…Я пал, потому что меня — после многих лет пребывания в креслах — обуял страх… Именно страх… Я мучительно, постоянно думал о том, что будет со мною, если я допущу какую-то оплошность, явственно представлял себе ужас снятия с работы, то роковое утро, когда за мной не придет машина и надо будет толкаться в метро, отправляясь на работу в какую-нибудь строительную контору, идти через чавкающую грязь, спотыкаться на плохо струганном полу барачного коридора, освещенного тусклой лампой, мерзнуть возле плитки, включенной тайком от пожарной инспекции, — тех не колышет, что холодно и сыро, есть инструкция, что не положено, — вот и не позволю… Решись я собрать бригаду шабашников — золотые мужики, трудяги, — жил бы в радость и зарабатывал от души, но ведь поздно, ставки сделаны. Страх въелся в меня постепенно, исподволь. Он входил вместе с привычкой к льготам: хороший санаторий, двусменная машина, лечебное питание, отменная поликлиника. Вообще-то льготы эти нормальны, потому что государство освобождает меня от суеты, разрешая всего себя отдавать работе. Не может руководитель стоять в очереди за мясом — он тогда не о деле будет думать, не об общем благе, а о том лишь, как бы управиться с бытом… Эх, мать ты моя родная, наладили б сервис, дали б людям возможность бесстрашно, по-честному калымить — не было бы этого разъедающего страха за будущее. Алогичные мы люди, честное слово! Кому охота перевыполнять план? В следующем году тебе этот перевыполненный, добытый кровью план сделают нормой… Никакого резона вкалывать, лучше придержать, работать вполсилы… Откуда на нас такая напасть? Зажать, не пустить, не разрешить заработать? Зависть присуща всем народам, но те считать умеют: «Я ему разрешу, но зато и получу с него от души». А — мы неподвижны: «Не дам», и вся недолга…
…Вскоре после нашей беседы Павел Михайлович сказал, что вопросы я поднял интересные, «будем решать, давайте конкретные предложения». Тогда-то я и понял: близится поездка, надо готовиться, тогда-то снова встретился с Завэром — тайком от Кузинцова — и попросил у него самый уникальный камень.
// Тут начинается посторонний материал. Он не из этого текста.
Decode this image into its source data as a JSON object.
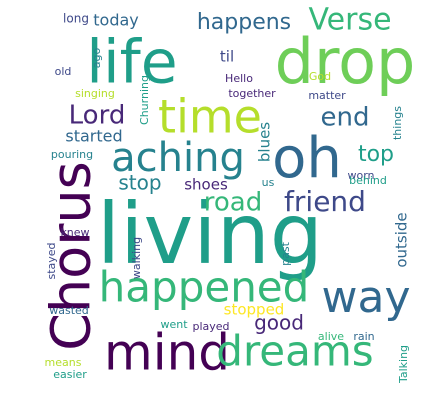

Старик отдал изумруд старинной работы, в бриллиантах. Я передал ему сто тысяч, большую часть того, что мне заработал Русанов. Хотя, нет, заработал я, лично я, он только принес, в моей власти наложить резолюции «да» или «нет», резолюция к законам здравого смысла приложима далеко не всегда, и до тех пор, пока я вправе черкать красным карандашом в верхнем левом углу служебных документов, в моих руках будущее. Но жизнь есть жизнь, она внесла свои коррективы. То, о чем я мечтал, — свершилось, но я — волею судеб — оказался среди врагов того, что могло бы дать мне вторую молодость. Ан — нет, не выйдет, ставки сделаны.
XXI
Я, Роман Шейбеко
Начало операции было трудным. Штык желтел на глазах, уши сделались плоскими, длинными, словно бы он носил тяжелые серьги, хотя все то время, пока его раздевали, мыли и поднимали в операционную, они были маленькими, по-заячьи прижатыми к кровоточащему черепу.
Он начал желтеть, когда мой коллега, анестезиолог Вали-заде, сделал страшные глаза:
— Кислород кончился!
Я уже приступил к трепанации, Гринберг работал с рваными ранами на груди и брюшине. Если кислорода не дать через несколько минут, Штыка ждет неминуемая смерть.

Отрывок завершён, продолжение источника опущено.